1.149Ché quella prima sera ch'io le diedi
1.150In preda il mio voler, in quella stessa
1.151Mi parve amarla, sì ch'una sol dramma
1.152Non si potesse aggiugnere al gran peso.
1.153Ma ben m'accorsi poi di giorno in giorno
1.154De l'error mio, che mai fiume per pioggia
1.155Crebbe, o per neve che da' monti, forza
1.156D'un più rubesto sol, ratta scendesse,
1.157Com'io sentiva in me crescer il fuoco
1.158Di dì in dì, d'ora in or, di punto in punto.

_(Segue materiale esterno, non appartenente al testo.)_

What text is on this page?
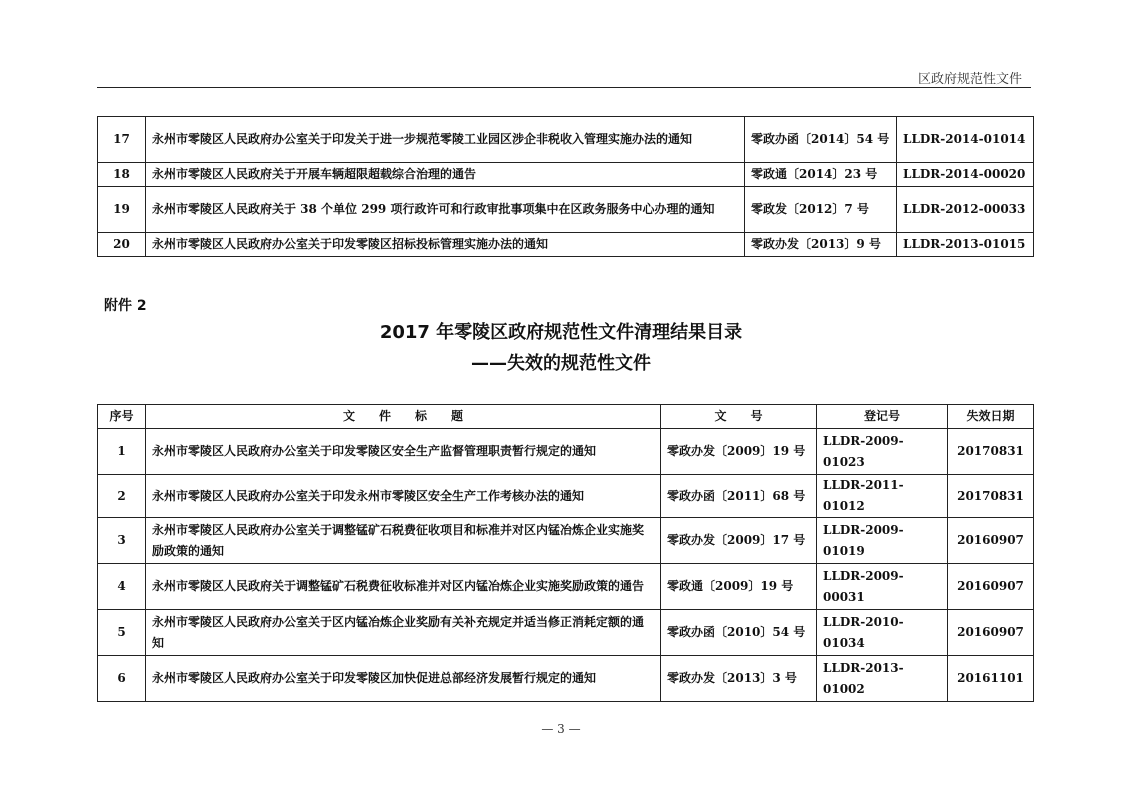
区政府规范性文件
17	永州市零陵区人民政府办公室关于印发关于进一步规范零陵工业园区涉企非税收入管理实施办法的通知	零政办函〔2014〕54 号	LLDR-2014-01014
18	永州市零陵区人民政府关于开展车辆超限超载综合治理的通告	零政通〔2014〕23 号	LLDR-2014-00020
19	永州市零陵区人民政府关于 38 个单位 299 项行政许可和行政审批事项集中在区政务服务中心办理的通知	零政发〔2012〕7 号	LLDR-2012-00033
20	永州市零陵区人民政府办公室关于印发零陵区招标投标管理实施办法的通知	零政办发〔2013〕9 号	LLDR-2013-01015
附件 2
2017 年零陵区政府规范性文件清理结果目录
——失效的规范性文件
序号	文　　件　　标　　题	文　　号	登记号	失效日期
1	永州市零陵区人民政府办公室关于印发零陵区安全生产监督管理职责暂行规定的通知	零政办发〔2009〕19 号	LLDR-2009-01023	20170831
2	永州市零陵区人民政府办公室关于印发永州市零陵区安全生产工作考核办法的通知	零政办函〔2011〕68 号	LLDR-2011-01012	20170831
3	永州市零陵区人民政府办公室关于调整锰矿石税费征收项目和标准并对区内锰冶炼企业实施奖励政策的通知	零政办发〔2009〕17 号	LLDR-2009-01019	20160907
4	永州市零陵区人民政府关于调整锰矿石税费征收标准并对区内锰冶炼企业实施奖励政策的通告	零政通〔2009〕19 号	LLDR-2009-00031	20160907
5	永州市零陵区人民政府办公室关于区内锰冶炼企业奖励有关补充规定并适当修正消耗定额的通知	零政办函〔2010〕54 号	LLDR-2010-01034	20160907
6	永州市零陵区人民政府办公室关于印发零陵区加快促进总部经济发展暂行规定的通知	零政办发〔2013〕3 号	LLDR-2013-01002	20161101
— 3 —
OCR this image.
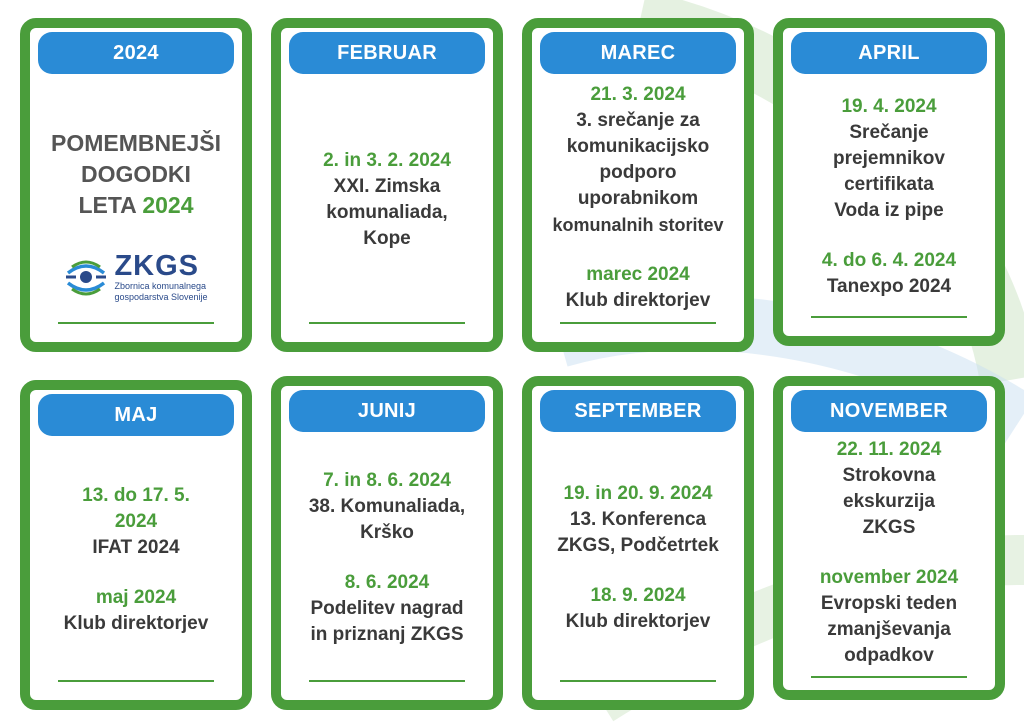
2024
POMEMBNEJŠI
DOGODKI
LETA 2024
ZKGS
Zbornica komunalnega
gospodarstva Slovenije
FEBRUAR
2. in 3. 2. 2024
XXI. Zimska
komunaliada,
Kope
MAREC
21. 3. 2024
3. srečanje za
komunikacijsko
podporo
uporabnikom
komunalnih storitev
marec 2024
Klub direktorjev
APRIL
19. 4. 2024
Srečanje
prejemnikov
certifikata
Voda iz pipe
4. do 6. 4. 2024
Tanexpo 2024
MAJ
13. do 17. 5.
2024
IFAT 2024
maj 2024
Klub direktorjev
JUNIJ
7. in 8. 6. 2024
38. Komunaliada,
Krško
8. 6. 2024
Podelitev nagrad
in priznanj ZKGS
SEPTEMBER
19. in 20. 9. 2024
13. Konferenca
ZKGS, Podčetrtek
18. 9. 2024
Klub direktorjev
NOVEMBER
22. 11. 2024
Strokovna
ekskurzija
ZKGS
november 2024
Evropski teden
zmanjševanja
odpadkov
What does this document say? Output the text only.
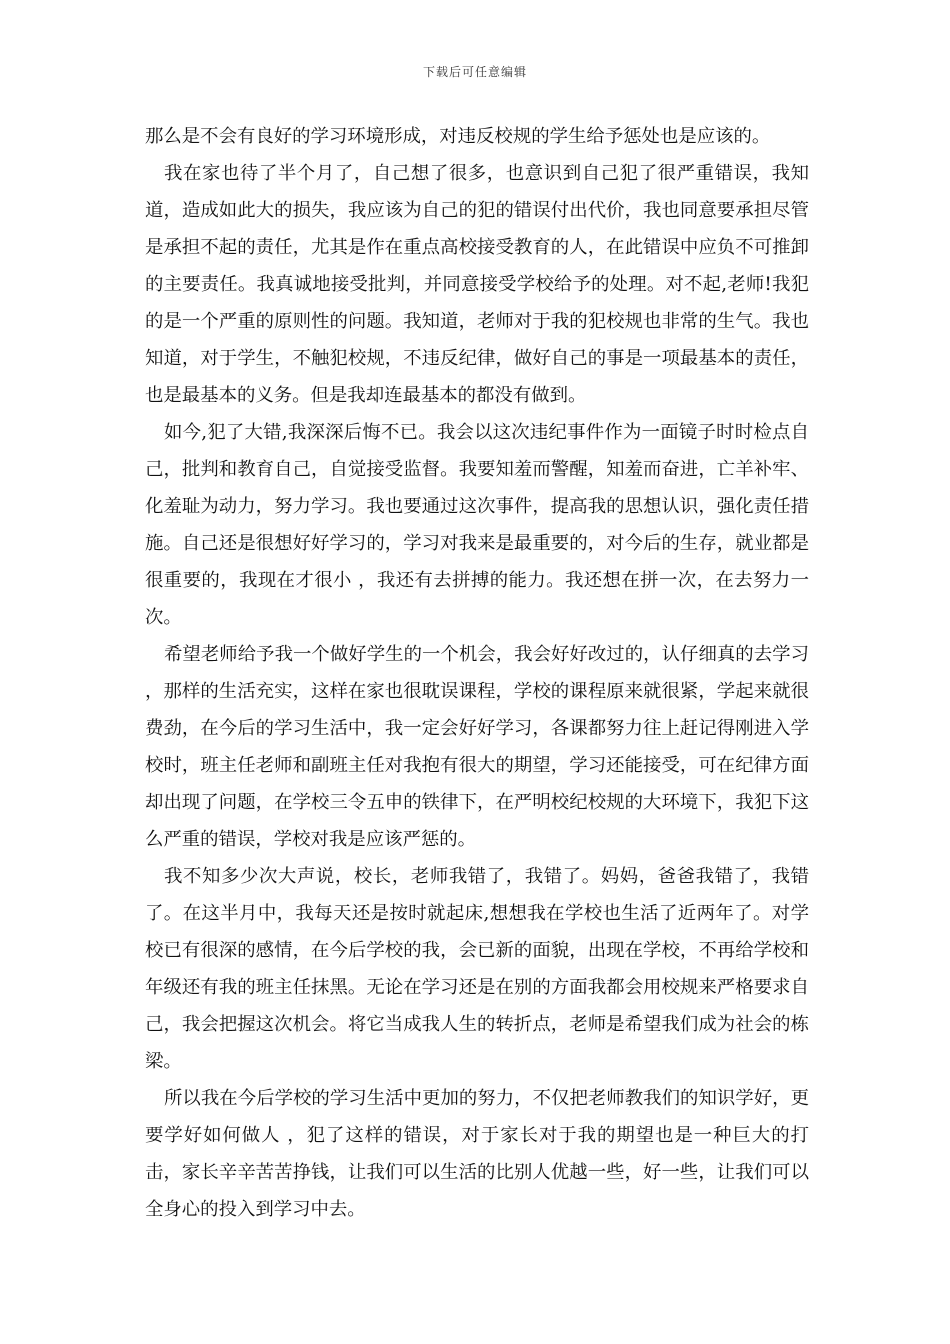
下载后可任意编辑

那么是不会有良好的学习环境形成，对违反校规的学生给予惩处也是应该的。

我在家也待了半个月了，自己想了很多，也意识到自己犯了很严重错误，我知道，造成如此大的损失，我应该为自己的犯的错误付出代价，我也同意要承担尽管是承担不起的责任，尤其是作在重点高校接受教育的人，在此错误中应负不可推卸的主要责任。我真诚地接受批判，并同意接受学校给予的处理。对不起,老师!我犯的是一个严重的原则性的问题。我知道，老师对于我的犯校规也非常的生气。我也知道，对于学生，不触犯校规，不违反纪律，做好自己的事是一项最基本的责任，也是最基本的义务。但是我却连最基本的都没有做到。

如今,犯了大错,我深深后悔不已。我会以这次违纪事件作为一面镜子时时检点自己，批判和教育自己，自觉接受监督。我要知羞而警醒，知羞而奋进，亡羊补牢、化羞耻为动力，努力学习。我也要通过这次事件，提高我的思想认识，强化责任措施。自己还是很想好好学习的，学习对我来是最重要的，对今后的生存，就业都是很重要的，我现在才很小 ，我还有去拼搏的能力。我还想在拼一次，在去努力一次。

希望老师给予我一个做好学生的一个机会，我会好好改过的，认仔细真的去学习 ，那样的生活充实，这样在家也很耽误课程，学校的课程原来就很紧，学起来就很费劲，在今后的学习生活中，我一定会好好学习，各课都努力往上赶记得刚进入学校时，班主任老师和副班主任对我抱有很大的期望，学习还能接受，可在纪律方面却出现了问题，在学校三令五申的铁律下，在严明校纪校规的大环境下，我犯下这么严重的错误，学校对我是应该严惩的。

我不知多少次大声说，校长，老师我错了，我错了。妈妈，爸爸我错了，我错了。在这半月中，我每天还是按时就起床,想想我在学校也生活了近两年了。对学校已有很深的感情，在今后学校的我，会已新的面貌，出现在学校，不再给学校和年级还有我的班主任抹黑。无论在学习还是在别的方面我都会用校规来严格要求自己，我会把握这次机会。将它当成我人生的转折点，老师是希望我们成为社会的栋梁。

所以我在今后学校的学习生活中更加的努力，不仅把老师教我们的知识学好，更要学好如何做人 ，犯了这样的错误，对于家长对于我的期望也是一种巨大的打击，家长辛辛苦苦挣钱，让我们可以生活的比别人优越一些，好一些，让我们可以全身心的投入到学习中去。
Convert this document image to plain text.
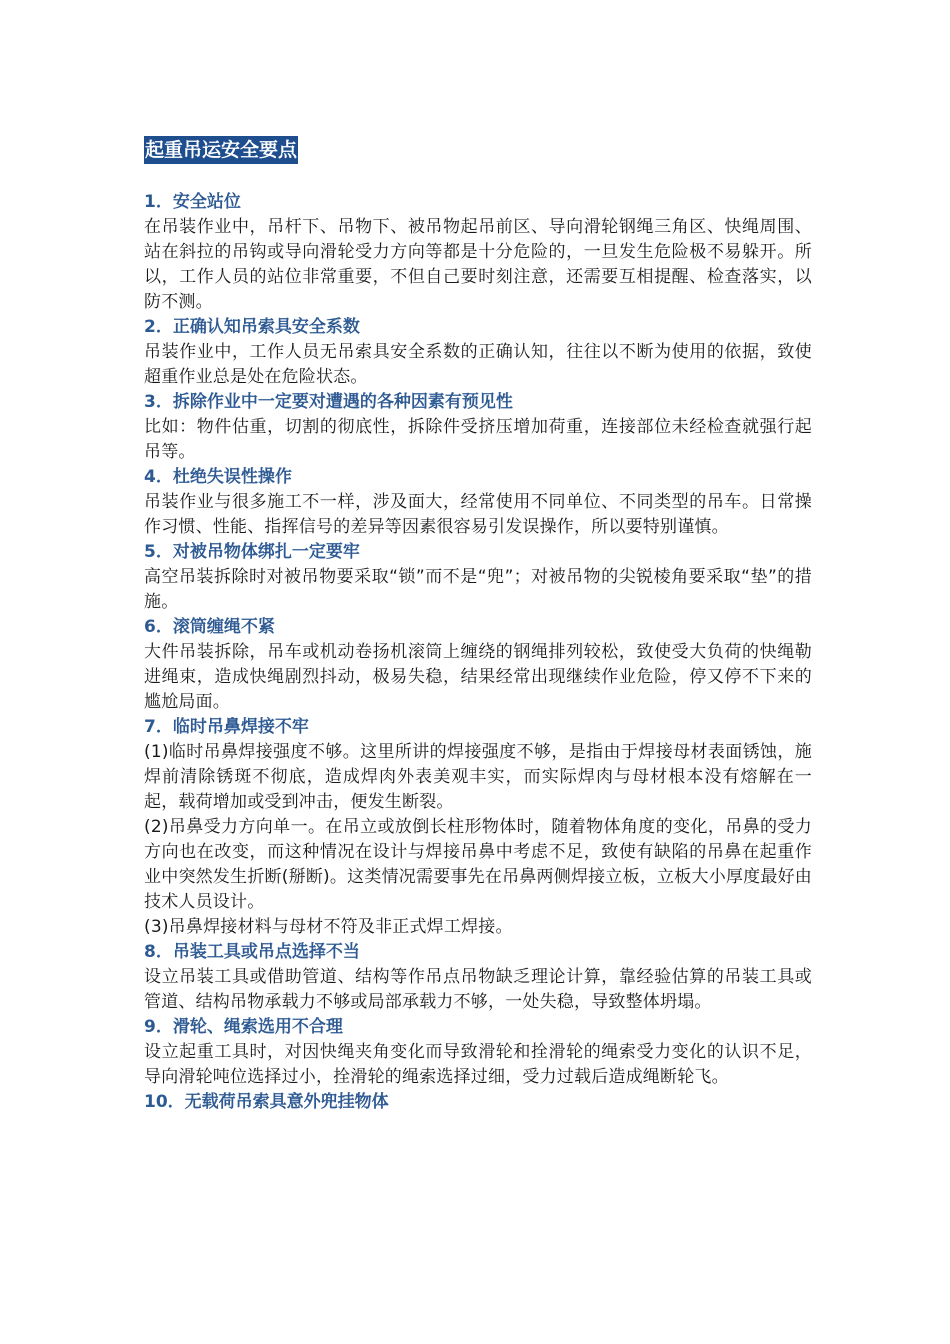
起重吊运安全要点

1．安全站位

在吊装作业中，吊杆下、吊物下、被吊物起吊前区、导向滑轮钢绳三角区、快绳周围、站在斜拉的吊钩或导向滑轮受力方向等都是十分危险的，一旦发生危险极不易躲开。所以，工作人员的站位非常重要，不但自己要时刻注意，还需要互相提醒、检查落实，以防不测。

2．正确认知吊索具安全系数

吊装作业中，工作人员无吊索具安全系数的正确认知，往往以不断为使用的依据，致使超重作业总是处在危险状态。

3．拆除作业中一定要对遭遇的各种因素有预见性

比如：物件估重，切割的彻底性，拆除件受挤压增加荷重，连接部位未经检查就强行起吊等。

4．杜绝失误性操作

吊装作业与很多施工不一样，涉及面大，经常使用不同单位、不同类型的吊车。日常操作习惯、性能、指挥信号的差异等因素很容易引发误操作，所以要特别谨慎。

5．对被吊物体绑扎一定要牢

高空吊装拆除时对被吊物要采取“锁”而不是“兜”；对被吊物的尖锐棱角要采取“垫”的措施。

6．滚筒缠绳不紧

大件吊装拆除，吊车或机动卷扬机滚筒上缠绕的钢绳排列较松，致使受大负荷的快绳勒进绳束，造成快绳剧烈抖动，极易失稳，结果经常出现继续作业危险，停又停不下来的尴尬局面。

7．临时吊鼻焊接不牢

(1)临时吊鼻焊接强度不够。这里所讲的焊接强度不够，是指由于焊接母材表面锈蚀，施焊前清除锈斑不彻底，造成焊肉外表美观丰实，而实际焊肉与母材根本没有熔解在一起，载荷增加或受到冲击，便发生断裂。

(2)吊鼻受力方向单一。在吊立或放倒长柱形物体时，随着物体角度的变化，吊鼻的受力方向也在改变，而这种情况在设计与焊接吊鼻中考虑不足，致使有缺陷的吊鼻在起重作业中突然发生折断(掰断)。这类情况需要事先在吊鼻两侧焊接立板，立板大小厚度最好由技术人员设计。

(3)吊鼻焊接材料与母材不符及非正式焊工焊接。

8．吊装工具或吊点选择不当

设立吊装工具或借助管道、结构等作吊点吊物缺乏理论计算，靠经验估算的吊装工具或管道、结构吊物承载力不够或局部承载力不够，一处失稳，导致整体坍塌。

9．滑轮、绳索选用不合理

设立起重工具时，对因快绳夹角变化而导致滑轮和拴滑轮的绳索受力变化的认识不足，导向滑轮吨位选择过小，拴滑轮的绳索选择过细，受力过载后造成绳断轮飞。

10．无载荷吊索具意外兜挂物体
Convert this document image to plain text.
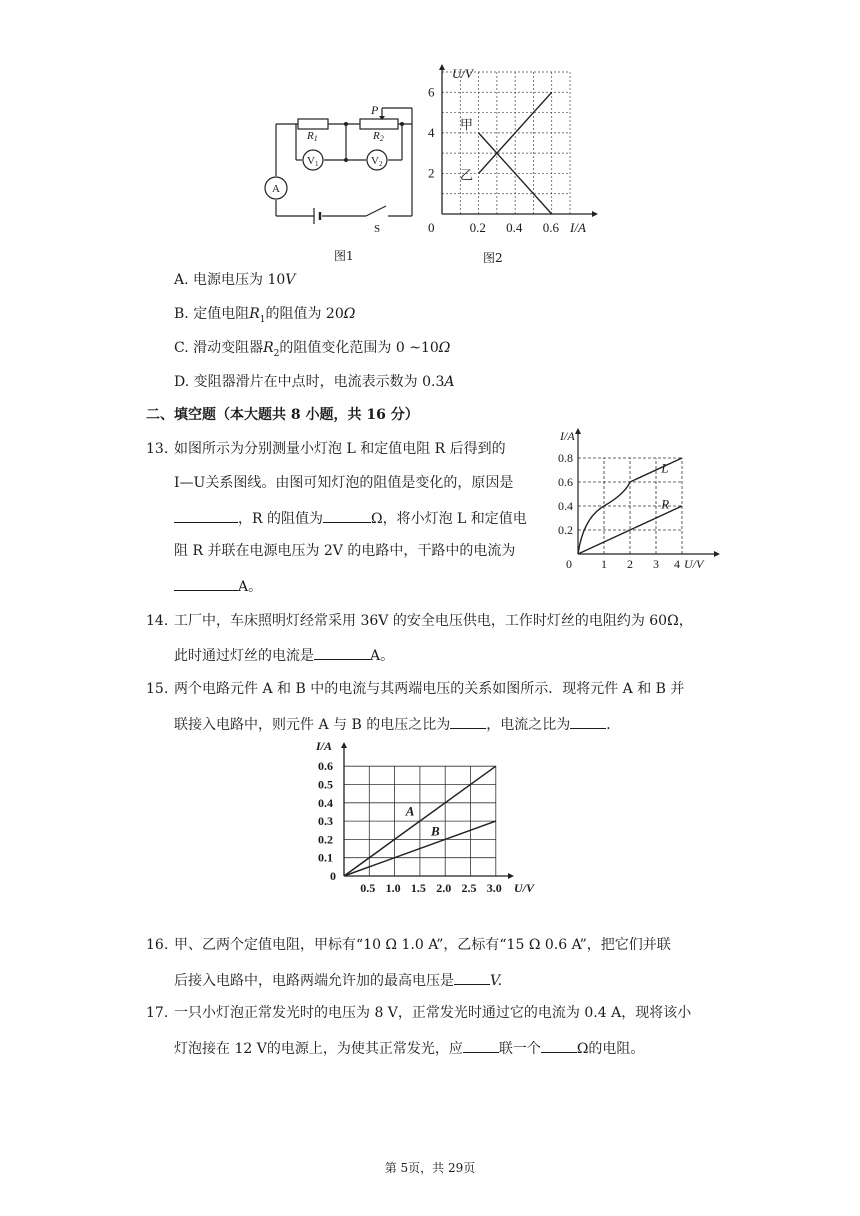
P
R1	R2
V1	V2
A
S
图1
U/V
I/A
0	0.2 0.4 0.6
2
4
6
甲
乙
图2
A. 电源电压为 10V
B. 定值电阻$R_1$的阻值为 20Ω
C. 滑动变阻器$R_2$的阻值变化范围为 0 ~10Ω
D. 变阻器滑片在中点时，电流表示数为 0.3A
二、填空题（本大题共 8 小题，共 16 分）
13. 如图所示为分别测量小灯泡 L 和定值电阻 R 后得到的
I—U关系图线。由图可知灯泡的阻值是变化的，原因是
，R 的阻值为	Ω，将小灯泡 L 和定值电
阻 R 并联在电源电压为 2V 的电路中，干路中的电流为
A。
I/A
U/V
0 1 2 3 4
0.2
0.4
0.6
0.8
L
R
14. 工厂中，车床照明灯经常采用 36V 的安全电压供电，工作时灯丝的电阻约为 60Ω，
此时通过灯丝的电流是	A。
15. 两个电路元件 A 和 B 中的电流与其两端电压的关系如图所示．现将元件 A 和 B 并
联接入电路中，则元件 A 与 B 的电压之比为	，电流之比为	．
I/A
U/V
0
0.5 1.0 1.5 2.0 2.5 3.0
0.1
0.2
0.3
0.4
0.5
0.6
A
B
16. 甲、乙两个定值电阻，甲标有“10 Ω 1.0 A”，乙标有“15 Ω 0.6 A”，把它们并联
后接入电路中，电路两端允许加的最高电压是	V.
17. 一只小灯泡正常发光时的电压为 8 V，正常发光时通过它的电流为 0.4 A，现将该小
灯泡接在 12 V的电源上，为使其正常发光，应	联一个	Ω的电阻。
第 5页，共 29页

1.159Pur ier standosi meco i pensier miei
1.160A ragionarsi insieme e con Amore,
1.161De' miei travagli e de' miei affanni, e dopo
1.162Molti e molti discorsi, uniti tutti
1.163Concluser che venuto era a tal grado,
1.164A quell'estremo punto, al sezzo fine
1.165Il mio fuoco amoroso, fuor del quale
1.166Non arrivan pur l'ale del pensiero,
1.167E come pietra, o qual sia cosa grave
1.168Non può passare il centro della terra,
1.169Perché quivi è 'l suo termin terminato
1.170Da quel che fece il tutto e puote il tutto;
1.171Così 'l mio incendio avea tocco la meta,
1.172Che pose Amor ne l'ordin de l'amore.
1.173Ma oggi ben m'accorsi in su quel punto,
1.174Ch'io vidi sfavillar quelle due luci,
1.175Che tutto quel che fu detto era nulla,
1.176E sino ad or era stata una ciancia
1.177L'amor, la fiamma, la speme, e 'l disio;
1.178Ché mai non crebbe l'empito e 'l furore
1.179Fornace accesa al gettar del fastello,
1.180Com'io senti' rinovar dentro al core
1.181Vie maggior fuoco che mai fusse ancora
1.182In amoroso cor sentito o visto.
1.183E dissi: – Se così di giorno in giorno
1.184Men vo, ingannato da' pensier miei sciocchi,
1.185Sempre legne aggiungendo a la gran fiamma,
1.186Poco starò (perch'io non son fenice,
1.187Che rinnuovi le penne dentro al fuoco,
1.188O me ne pasca come salamandra)
1.189A ritornar forse assai men che cenere.